With all indoor sports facilities closed and teams’ competition schedules scrapped, athletic department faculty and staff are navigating an unusual time for Eph athletics.
According to Athletic Director Lisa Melendy, no athletic department staff member has been furloughed or laid off following the cancellation of the fall season. The lack of competition has not translated to a lack of work, however. In fact, according to many, it has been just the opposite. While their employment status may not have been affected by the pandemic, their roles and daily work have changed dramatically.
“Life in athletics has been completely altered,” Melendy said. “Our focus is very different currently. Rather than planning for competition, we are planning how to assist students, both athletes and the general student body, in remaining physically fit.”
Public health guidelines have forced them to reconfigure every aspect of athletic training. They have been conducting all training sessions, small group practices and meetings in an outdoor, continuously sanitized setting. Although the activities of athletes on campus are far more limited than usual, they require far more complex planning.
As of Monday, teams are permitted to gather in small, socially distanced groups to practice with coaching staff. In order to accommodate attendance caps, most coaches are holding several smaller practice sessions, consisting of safe, guideline-compliant drills.
“They have had to be very creative,” Melendy said. “Activities will be mostly conditioning and skill-based, as live scrimmaging in contact sports is prohibited.”
On top of running practices, all coaches are teaching virtual and in-person Physical Education (PE) classes for the general student body. In-person PE classes have been especially popular this quarter, according to head coach of women’s golf Tomas Adalsteinsson, who is currently teaching the Advanced Golf class at Taconic.
Adalsteinsson stressed that, because every aspect of fall athletics has to be carefully thought through and planned out, many involved find themselves working harder than ever.
“I think it’s been an extra load … as it has been for the rest of the College, to think of creative ways that we can make this happen,” he said.
To help athletes stay in shape while the gym is closed, Sports Performance staff members set up an equipment tent outside, which can be used for team lift sessions for those on campus. All equipment is spread out and routinely sanitized according to the College’s guidelines. Head strength and conditioning coach Rob Livingstone also helps develop at-home training plans for remote student-athletes.

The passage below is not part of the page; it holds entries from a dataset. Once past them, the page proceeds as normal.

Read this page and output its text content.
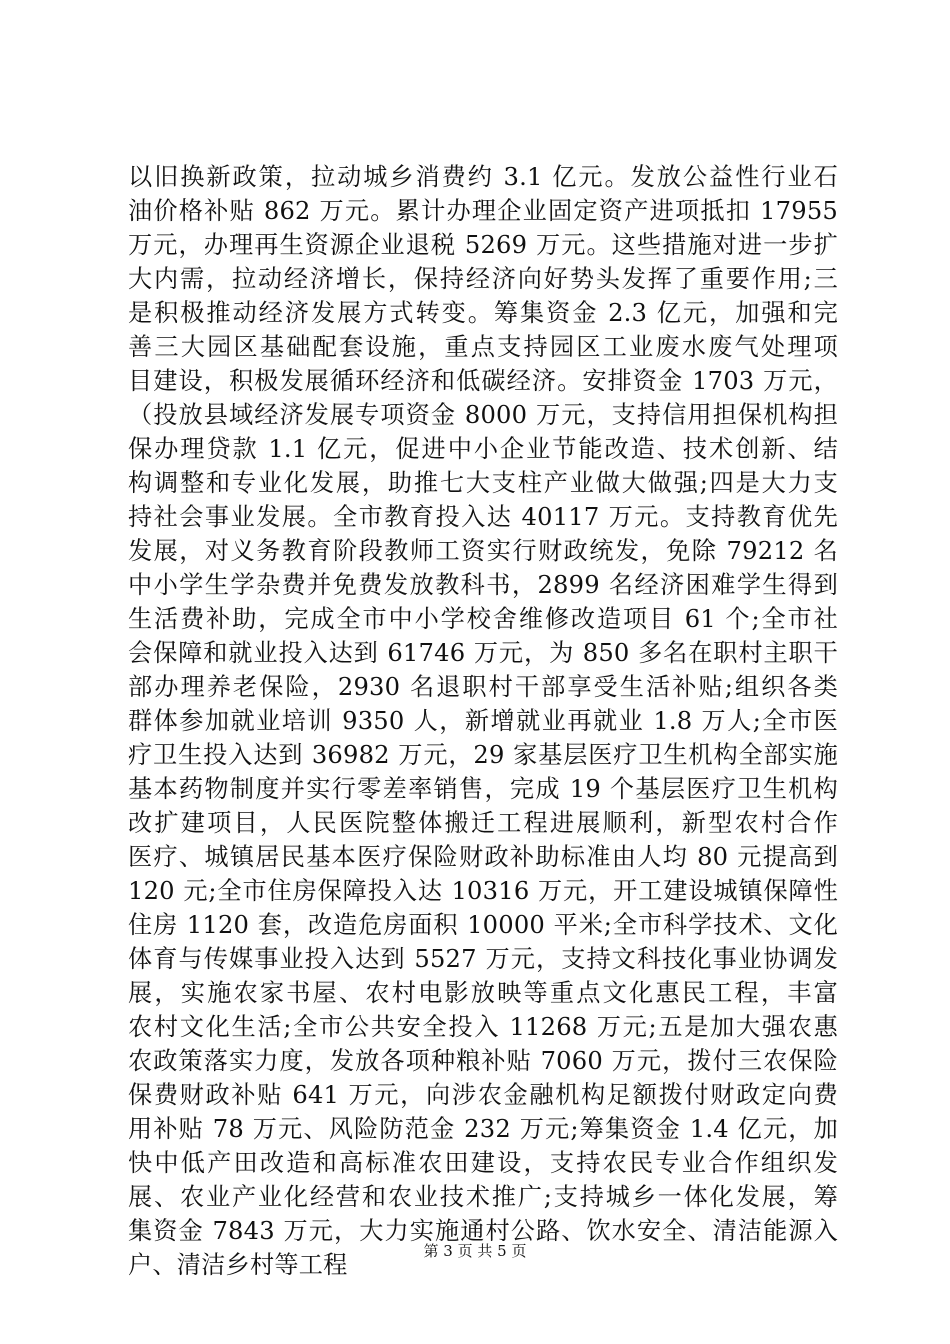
以旧换新政策，拉动城乡消费约 3.1 亿元。发放公益性行业石
油价格补贴 862 万元。累计办理企业固定资产进项抵扣 17955
万元，办理再生资源企业退税 5269 万元。这些措施对进一步扩
大内需，拉动经济增长，保持经济向好势头发挥了重要作用;三
是积极推动经济发展方式转变。筹集资金 2.3 亿元，加强和完
善三大园区基础配套设施，重点支持园区工业废水废气处理项
目建设，积极发展循环经济和低碳经济。安排资金 1703 万元，
（投放县域经济发展专项资金 8000 万元，支持信用担保机构担
保办理贷款 1.1 亿元，促进中小企业节能改造、技术创新、结
构调整和专业化发展，助推七大支柱产业做大做强;四是大力支
持社会事业发展。全市教育投入达 40117 万元。支持教育优先
发展，对义务教育阶段教师工资实行财政统发，免除 79212 名
中小学生学杂费并免费发放教科书，2899 名经济困难学生得到
生活费补助，完成全市中小学校舍维修改造项目 61 个;全市社
会保障和就业投入达到 61746 万元，为 850 多名在职村主职干
部办理养老保险，2930 名退职村干部享受生活补贴;组织各类
群体参加就业培训 9350 人，新增就业再就业 1.8 万人;全市医
疗卫生投入达到 36982 万元，29 家基层医疗卫生机构全部实施
基本药物制度并实行零差率销售，完成 19 个基层医疗卫生机构
改扩建项目，人民医院整体搬迁工程进展顺利，新型农村合作
医疗、城镇居民基本医疗保险财政补助标准由人均 80 元提高到
120 元;全市住房保障投入达 10316 万元，开工建设城镇保障性
住房 1120 套，改造危房面积 10000 平米;全市科学技术、文化
体育与传媒事业投入达到 5527 万元，支持文科技化事业协调发
展，实施农家书屋、农村电影放映等重点文化惠民工程，丰富
农村文化生活;全市公共安全投入 11268 万元;五是加大强农惠
农政策落实力度，发放各项种粮补贴 7060 万元，拨付三农保险
保费财政补贴 641 万元，向涉农金融机构足额拨付财政定向费
用补贴 78 万元、风险防范金 232 万元;筹集资金 1.4 亿元，加
快中低产田改造和高标准农田建设，支持农民专业合作组织发
展、农业产业化经营和农业技术推广;支持城乡一体化发展，筹
集资金 7843 万元，大力实施通村公路、饮水安全、清洁能源入
户、清洁乡村等工程	第 3 页 共 5 页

To account for this increase in sanitation and administrative work, many coaches have joined the Sports Performance team for the fall season, tripling the department’s size, Livingstone said. “We are still going to be able to provide a robust training program and a great experience,” he said.
Sports Medicine staff is operating in a similarly modified way. Staff conducted medical screenings of on-campus athletes and will continue to cover practices, but training room capacity has been decreased significantly to allow for social distancing and proper sanitation practices. There will be no walk-in appointments, except for those experiencing an acute sports-related injury that requires immediate care. Pre-practice services, such as injury wrapping and use of sports medicine equipment, are also being kept at a minimum.
The athletic department’s equipment managers are limiting the issuance of general athletic equipment as well. All gear that is loaned out will be designated for a single user and cleaned upon return. Equipment staff has additionally taken on the role of laundering and sanitizing personal protective equipment (PPE) and towels used across the department.
Despite a lack of athletic news to cover the College’s Sports Information team, which runs the EphSports website, is still releasing stories and social media posts on EphSports accounts, according to Sports Information Director Dick Quinn. The focus of their coverage, however, has gone from daily competition recaps and statistics to more feature-like looks at former Eph athletes and past seasons, as well as a series of infographics.
As the pandemic continues to evolve, it is not yet clear when, or if, Eph teams will resume competition this academic year. For Melendy and others in the Athletic Department, the process of reimagining athletics to adhere to public health guidelines is far from over.
“[M]oving all activity outside, creating a movement, equipment, and disinfection plan has been a massive undertaking,” Melendy said. “The most important point of course is that we have all of the protocols in place to make sure all activity is done safely.”